Stenting vs Medical Therapy for Stable Coronary Artery Disease: A Minefield for Meta-analyses?

Editor’s Correspondence | July 9, 2012

Stenting vs Medical Therapy for Stable Coronary Artery Disease: A Minefield for Meta-analyses?

Gennaro Sardella, MD; Giuseppe Biondi-Zoccai, MD; Francesco Fedele, MD
Arch Intern Med. 2012;172(13):1044-1045

We read with interest the meta-analysis by Stergiopoulos and Brown1 comparing stenting vs medical therapy for stable coronary artery disease (CAD). However, we believe that the review methodology is flawed, and thus the implications are potentially wrong.

First, the study search was limited to MEDLINE/PubMed, which has very limited coverage and comprehensiveness. The incomplete scope of the search strategy greatly increases the likelihood that publication bias and selective reporting undermine the meta-analysis.2 At a minimum, The Cochrane Collaboration CENTRAL Registry of Randomized Trials, EMBASE, and key international conference proceedings (eg, America College of Cardiology and American Heart Association scientific sessions) should have been systematically queried. Thus, we recommend that the authors perform additional and more thorough searches for potentially eligible studies.
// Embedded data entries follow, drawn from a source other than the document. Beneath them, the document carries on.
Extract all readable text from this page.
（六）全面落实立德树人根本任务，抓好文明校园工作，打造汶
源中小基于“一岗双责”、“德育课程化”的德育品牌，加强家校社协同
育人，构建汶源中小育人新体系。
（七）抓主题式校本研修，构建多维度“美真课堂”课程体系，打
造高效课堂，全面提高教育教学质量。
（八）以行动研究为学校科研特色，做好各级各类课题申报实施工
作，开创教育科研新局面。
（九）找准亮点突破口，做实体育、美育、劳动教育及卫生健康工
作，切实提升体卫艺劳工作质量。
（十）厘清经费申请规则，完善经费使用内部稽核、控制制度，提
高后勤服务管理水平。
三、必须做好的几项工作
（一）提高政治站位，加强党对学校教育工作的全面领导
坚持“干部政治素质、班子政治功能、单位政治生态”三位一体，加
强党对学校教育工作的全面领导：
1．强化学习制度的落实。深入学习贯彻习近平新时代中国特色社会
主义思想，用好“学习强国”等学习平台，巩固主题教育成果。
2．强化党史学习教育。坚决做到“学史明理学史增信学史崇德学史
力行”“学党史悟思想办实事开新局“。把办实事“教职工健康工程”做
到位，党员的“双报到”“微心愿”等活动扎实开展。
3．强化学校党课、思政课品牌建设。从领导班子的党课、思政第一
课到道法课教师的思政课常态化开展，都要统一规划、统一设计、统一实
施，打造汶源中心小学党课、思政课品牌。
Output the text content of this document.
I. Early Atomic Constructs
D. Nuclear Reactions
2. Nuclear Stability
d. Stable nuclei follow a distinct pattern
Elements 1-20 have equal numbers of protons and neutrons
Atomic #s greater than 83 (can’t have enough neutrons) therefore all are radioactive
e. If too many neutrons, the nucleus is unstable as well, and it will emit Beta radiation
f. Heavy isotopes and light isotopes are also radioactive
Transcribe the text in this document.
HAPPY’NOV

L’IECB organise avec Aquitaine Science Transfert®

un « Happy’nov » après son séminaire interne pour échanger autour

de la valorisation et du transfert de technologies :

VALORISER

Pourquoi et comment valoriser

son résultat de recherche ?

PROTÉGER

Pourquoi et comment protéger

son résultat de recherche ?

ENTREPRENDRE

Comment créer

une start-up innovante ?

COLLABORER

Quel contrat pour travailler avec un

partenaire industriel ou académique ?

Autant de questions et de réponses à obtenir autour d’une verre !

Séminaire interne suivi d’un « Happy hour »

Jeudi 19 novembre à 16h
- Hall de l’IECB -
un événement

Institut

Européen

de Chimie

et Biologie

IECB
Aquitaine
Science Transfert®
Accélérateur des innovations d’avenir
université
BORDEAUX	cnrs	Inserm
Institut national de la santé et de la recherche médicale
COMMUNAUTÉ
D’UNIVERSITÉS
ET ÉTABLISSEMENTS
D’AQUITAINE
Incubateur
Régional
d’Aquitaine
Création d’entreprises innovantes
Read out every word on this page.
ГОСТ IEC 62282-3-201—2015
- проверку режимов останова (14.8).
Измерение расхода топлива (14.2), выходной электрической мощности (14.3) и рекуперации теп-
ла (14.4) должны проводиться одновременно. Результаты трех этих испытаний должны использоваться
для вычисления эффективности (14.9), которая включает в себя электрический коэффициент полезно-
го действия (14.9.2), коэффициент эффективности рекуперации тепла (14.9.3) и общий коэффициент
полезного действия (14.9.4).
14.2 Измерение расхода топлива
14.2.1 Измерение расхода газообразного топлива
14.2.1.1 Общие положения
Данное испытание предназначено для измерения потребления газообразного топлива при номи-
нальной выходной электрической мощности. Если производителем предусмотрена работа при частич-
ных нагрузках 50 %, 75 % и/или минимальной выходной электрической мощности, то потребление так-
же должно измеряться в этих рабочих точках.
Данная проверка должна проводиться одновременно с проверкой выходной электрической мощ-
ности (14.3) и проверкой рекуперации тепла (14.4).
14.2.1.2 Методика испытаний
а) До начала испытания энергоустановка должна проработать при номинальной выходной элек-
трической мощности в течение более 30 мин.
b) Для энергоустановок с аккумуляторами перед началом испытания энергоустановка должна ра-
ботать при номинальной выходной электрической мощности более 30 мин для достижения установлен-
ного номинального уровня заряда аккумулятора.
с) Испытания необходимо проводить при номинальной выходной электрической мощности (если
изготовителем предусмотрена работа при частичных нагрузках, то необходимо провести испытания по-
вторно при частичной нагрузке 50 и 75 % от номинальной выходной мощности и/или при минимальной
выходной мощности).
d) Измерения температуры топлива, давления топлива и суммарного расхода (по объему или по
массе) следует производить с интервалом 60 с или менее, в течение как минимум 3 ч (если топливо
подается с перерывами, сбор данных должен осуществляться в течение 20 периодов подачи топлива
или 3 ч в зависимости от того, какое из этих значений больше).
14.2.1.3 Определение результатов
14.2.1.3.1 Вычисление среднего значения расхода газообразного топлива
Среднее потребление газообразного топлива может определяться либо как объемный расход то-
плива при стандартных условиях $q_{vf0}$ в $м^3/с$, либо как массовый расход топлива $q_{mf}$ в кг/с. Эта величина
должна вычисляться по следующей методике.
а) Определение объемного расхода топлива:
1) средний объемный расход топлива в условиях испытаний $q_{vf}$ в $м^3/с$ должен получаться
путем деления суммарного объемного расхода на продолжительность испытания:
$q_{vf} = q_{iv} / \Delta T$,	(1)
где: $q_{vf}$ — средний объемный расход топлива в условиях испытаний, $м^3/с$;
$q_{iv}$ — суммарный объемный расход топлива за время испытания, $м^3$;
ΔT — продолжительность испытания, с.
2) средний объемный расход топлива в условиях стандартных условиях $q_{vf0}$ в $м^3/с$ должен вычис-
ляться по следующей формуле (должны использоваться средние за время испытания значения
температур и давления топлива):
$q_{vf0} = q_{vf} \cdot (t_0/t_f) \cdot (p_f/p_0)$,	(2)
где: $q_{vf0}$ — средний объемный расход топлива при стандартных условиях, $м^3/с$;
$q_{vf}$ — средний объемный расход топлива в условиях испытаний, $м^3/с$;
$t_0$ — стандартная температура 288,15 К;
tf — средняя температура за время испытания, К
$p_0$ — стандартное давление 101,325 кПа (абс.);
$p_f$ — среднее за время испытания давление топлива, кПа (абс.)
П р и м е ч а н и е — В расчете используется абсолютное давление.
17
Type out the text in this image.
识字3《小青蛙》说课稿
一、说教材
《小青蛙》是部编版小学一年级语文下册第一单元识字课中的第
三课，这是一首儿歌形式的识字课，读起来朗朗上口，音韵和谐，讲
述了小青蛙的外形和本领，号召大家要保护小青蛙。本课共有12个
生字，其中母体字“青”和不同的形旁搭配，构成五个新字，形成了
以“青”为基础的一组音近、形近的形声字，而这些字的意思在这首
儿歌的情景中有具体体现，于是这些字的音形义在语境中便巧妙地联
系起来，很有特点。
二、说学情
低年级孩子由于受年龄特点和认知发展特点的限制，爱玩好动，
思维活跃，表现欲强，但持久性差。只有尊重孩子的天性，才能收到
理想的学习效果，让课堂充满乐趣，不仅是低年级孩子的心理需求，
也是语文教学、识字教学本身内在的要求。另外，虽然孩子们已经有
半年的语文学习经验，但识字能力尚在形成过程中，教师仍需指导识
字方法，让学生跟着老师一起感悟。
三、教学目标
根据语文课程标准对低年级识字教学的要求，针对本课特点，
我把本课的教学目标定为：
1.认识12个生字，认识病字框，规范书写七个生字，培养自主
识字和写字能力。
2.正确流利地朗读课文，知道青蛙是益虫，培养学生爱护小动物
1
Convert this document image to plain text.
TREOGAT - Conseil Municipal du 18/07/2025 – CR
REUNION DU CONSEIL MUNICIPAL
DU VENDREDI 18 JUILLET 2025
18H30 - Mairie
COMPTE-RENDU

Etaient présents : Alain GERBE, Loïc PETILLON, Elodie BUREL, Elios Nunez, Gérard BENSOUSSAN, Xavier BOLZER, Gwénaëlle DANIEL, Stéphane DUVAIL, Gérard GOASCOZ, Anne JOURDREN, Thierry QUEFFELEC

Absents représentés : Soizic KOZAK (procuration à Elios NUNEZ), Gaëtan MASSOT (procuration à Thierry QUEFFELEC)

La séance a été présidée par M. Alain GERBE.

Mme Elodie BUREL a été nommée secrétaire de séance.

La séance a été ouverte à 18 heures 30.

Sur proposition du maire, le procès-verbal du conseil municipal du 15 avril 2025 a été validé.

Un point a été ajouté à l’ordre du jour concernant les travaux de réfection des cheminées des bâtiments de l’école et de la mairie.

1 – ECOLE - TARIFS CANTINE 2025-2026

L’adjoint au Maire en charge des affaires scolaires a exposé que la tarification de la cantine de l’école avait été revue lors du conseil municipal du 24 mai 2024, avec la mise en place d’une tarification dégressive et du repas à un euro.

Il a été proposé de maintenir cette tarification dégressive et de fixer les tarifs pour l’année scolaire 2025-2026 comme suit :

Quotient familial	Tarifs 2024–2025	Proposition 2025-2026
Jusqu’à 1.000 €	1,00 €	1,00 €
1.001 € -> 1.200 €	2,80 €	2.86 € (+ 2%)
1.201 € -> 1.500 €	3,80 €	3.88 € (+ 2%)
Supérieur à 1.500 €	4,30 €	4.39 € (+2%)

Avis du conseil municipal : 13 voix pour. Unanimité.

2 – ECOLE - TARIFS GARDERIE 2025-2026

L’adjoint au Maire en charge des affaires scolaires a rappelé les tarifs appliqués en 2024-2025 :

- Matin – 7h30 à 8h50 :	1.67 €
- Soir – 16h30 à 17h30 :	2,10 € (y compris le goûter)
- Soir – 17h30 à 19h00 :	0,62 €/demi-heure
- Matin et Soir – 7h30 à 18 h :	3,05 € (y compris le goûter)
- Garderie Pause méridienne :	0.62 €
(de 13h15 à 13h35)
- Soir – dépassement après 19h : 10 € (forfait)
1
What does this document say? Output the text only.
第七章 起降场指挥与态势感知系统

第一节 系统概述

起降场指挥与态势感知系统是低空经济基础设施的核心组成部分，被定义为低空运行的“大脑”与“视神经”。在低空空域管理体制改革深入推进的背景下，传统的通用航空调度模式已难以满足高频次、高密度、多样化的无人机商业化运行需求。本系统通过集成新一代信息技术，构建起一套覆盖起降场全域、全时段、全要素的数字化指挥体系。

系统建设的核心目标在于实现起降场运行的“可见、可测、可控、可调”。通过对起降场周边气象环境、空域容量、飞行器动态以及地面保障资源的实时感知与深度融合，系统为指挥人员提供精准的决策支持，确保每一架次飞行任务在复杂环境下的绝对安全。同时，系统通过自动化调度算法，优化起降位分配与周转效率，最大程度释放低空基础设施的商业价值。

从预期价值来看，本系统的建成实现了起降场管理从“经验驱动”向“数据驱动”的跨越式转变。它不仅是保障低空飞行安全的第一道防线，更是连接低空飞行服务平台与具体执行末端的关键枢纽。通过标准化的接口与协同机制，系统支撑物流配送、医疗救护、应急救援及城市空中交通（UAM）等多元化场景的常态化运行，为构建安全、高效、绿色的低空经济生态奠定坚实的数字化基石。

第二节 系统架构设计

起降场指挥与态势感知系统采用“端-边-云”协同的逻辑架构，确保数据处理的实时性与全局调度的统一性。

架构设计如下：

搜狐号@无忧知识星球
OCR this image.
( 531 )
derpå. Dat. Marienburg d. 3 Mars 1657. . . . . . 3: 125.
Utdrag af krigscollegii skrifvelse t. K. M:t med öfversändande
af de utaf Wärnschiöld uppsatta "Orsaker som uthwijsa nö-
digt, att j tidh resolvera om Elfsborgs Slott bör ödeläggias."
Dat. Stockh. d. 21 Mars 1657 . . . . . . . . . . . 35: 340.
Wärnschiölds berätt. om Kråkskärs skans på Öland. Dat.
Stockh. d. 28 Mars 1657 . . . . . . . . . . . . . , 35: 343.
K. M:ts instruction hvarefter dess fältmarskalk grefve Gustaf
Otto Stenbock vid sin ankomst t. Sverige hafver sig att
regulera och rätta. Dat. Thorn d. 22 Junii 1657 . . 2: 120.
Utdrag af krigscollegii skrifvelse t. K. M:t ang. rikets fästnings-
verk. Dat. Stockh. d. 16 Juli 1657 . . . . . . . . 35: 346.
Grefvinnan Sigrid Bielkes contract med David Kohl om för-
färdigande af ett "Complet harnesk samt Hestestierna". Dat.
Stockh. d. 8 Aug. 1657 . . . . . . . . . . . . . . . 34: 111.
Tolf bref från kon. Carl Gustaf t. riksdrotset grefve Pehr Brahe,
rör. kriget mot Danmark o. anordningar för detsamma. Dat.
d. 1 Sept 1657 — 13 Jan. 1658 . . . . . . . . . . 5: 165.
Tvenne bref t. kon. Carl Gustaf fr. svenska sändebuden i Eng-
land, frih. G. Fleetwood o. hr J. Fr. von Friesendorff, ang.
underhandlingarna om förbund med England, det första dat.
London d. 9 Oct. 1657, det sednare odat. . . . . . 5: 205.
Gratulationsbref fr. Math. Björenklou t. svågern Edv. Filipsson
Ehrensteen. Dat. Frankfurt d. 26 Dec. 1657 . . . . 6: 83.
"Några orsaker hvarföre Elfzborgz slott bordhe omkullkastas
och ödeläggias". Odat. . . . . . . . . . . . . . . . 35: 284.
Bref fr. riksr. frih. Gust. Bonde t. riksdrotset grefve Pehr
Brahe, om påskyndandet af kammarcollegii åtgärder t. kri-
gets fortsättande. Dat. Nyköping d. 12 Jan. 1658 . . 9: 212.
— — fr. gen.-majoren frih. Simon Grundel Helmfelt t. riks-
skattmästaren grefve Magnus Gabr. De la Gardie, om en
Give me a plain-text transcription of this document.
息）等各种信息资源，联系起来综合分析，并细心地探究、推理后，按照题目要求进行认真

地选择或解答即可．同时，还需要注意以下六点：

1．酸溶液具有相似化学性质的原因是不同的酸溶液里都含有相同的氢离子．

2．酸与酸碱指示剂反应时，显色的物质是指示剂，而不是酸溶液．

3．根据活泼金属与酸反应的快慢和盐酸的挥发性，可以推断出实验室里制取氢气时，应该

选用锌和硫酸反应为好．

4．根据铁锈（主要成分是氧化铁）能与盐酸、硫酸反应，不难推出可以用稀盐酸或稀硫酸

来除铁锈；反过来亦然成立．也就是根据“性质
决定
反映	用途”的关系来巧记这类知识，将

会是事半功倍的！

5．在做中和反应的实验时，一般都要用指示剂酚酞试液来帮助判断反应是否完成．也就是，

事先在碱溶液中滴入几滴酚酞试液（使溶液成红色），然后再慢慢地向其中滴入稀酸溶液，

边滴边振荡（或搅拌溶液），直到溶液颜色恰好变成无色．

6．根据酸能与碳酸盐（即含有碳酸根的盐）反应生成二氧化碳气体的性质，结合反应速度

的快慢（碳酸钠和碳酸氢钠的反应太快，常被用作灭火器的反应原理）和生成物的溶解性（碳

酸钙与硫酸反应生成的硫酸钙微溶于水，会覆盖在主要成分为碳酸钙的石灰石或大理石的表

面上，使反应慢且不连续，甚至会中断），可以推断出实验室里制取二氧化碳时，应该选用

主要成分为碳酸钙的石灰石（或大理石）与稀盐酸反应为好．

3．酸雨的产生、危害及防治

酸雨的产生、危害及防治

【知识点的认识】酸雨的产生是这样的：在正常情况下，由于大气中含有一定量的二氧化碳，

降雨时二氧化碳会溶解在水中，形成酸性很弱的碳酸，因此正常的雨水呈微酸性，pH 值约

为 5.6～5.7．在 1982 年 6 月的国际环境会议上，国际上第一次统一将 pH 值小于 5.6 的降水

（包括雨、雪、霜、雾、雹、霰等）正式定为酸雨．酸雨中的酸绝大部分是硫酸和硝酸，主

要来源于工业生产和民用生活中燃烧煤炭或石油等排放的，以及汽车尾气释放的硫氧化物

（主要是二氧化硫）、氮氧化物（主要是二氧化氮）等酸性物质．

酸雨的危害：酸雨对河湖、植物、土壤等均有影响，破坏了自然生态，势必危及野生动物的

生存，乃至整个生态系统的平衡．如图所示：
Second, Stergiopoulos and Brown1 pooled data from different studies despite striking clinical and statistical heterogeneity for 2 key end points (ie, unplanned revascularization and persistent angina). Whereas this approach can be envisioned with a hypothesis-generating scope, it should never have hypothesis-testing implications.3 Indeed, analyses for unplanned revascularization and persistent angina are clearly flawed by this analytical bias. The only meaningful approach to address this situation would be to perform meta-regression analyses, which are not reported by the authors.4 Thus, we recommend that Stergiopoulos and Brown perform such additional analyses.

Third, throughout the article, but particularly in the abstract and in the title, a clear and explicit disclosure is lacking: all included studies were extremely selective in their inclusion and exclusion criteria. For instance, the Occluded Artery Trial (OAT) excluded from randomization patients with symptomatic heart failure, shock, angiographically significant left main or 3-vessel CAD, angina at rest, and severe ischemia on stress testing. Similarly, the Clinical Outcomes Utilizing Revascularization and Aggressive Drug Evaluation (COURAGE) trial excluded from randomization subjects with persistent class IV angina, significant left main CAD, ejection fraction less than 30%, or markedly positive stress test result. Thus, the external validity of the meta-analysis by Stergiopoulos and Brown,1 even accepting at face value their quantitative estimates, is very limited.

In conclusion, while synthesizing clinical evidence on coronary stenting in stable CAD is a laudable goal, this should not come at the price of scientific validity and clinical accuracy. Accordingly, the meta-analysis by Stergiopoulos and Brown,1 while addressing an important clinical topic, cannot provide clear guidance for researchers and practitioners owing to its methodological limitations.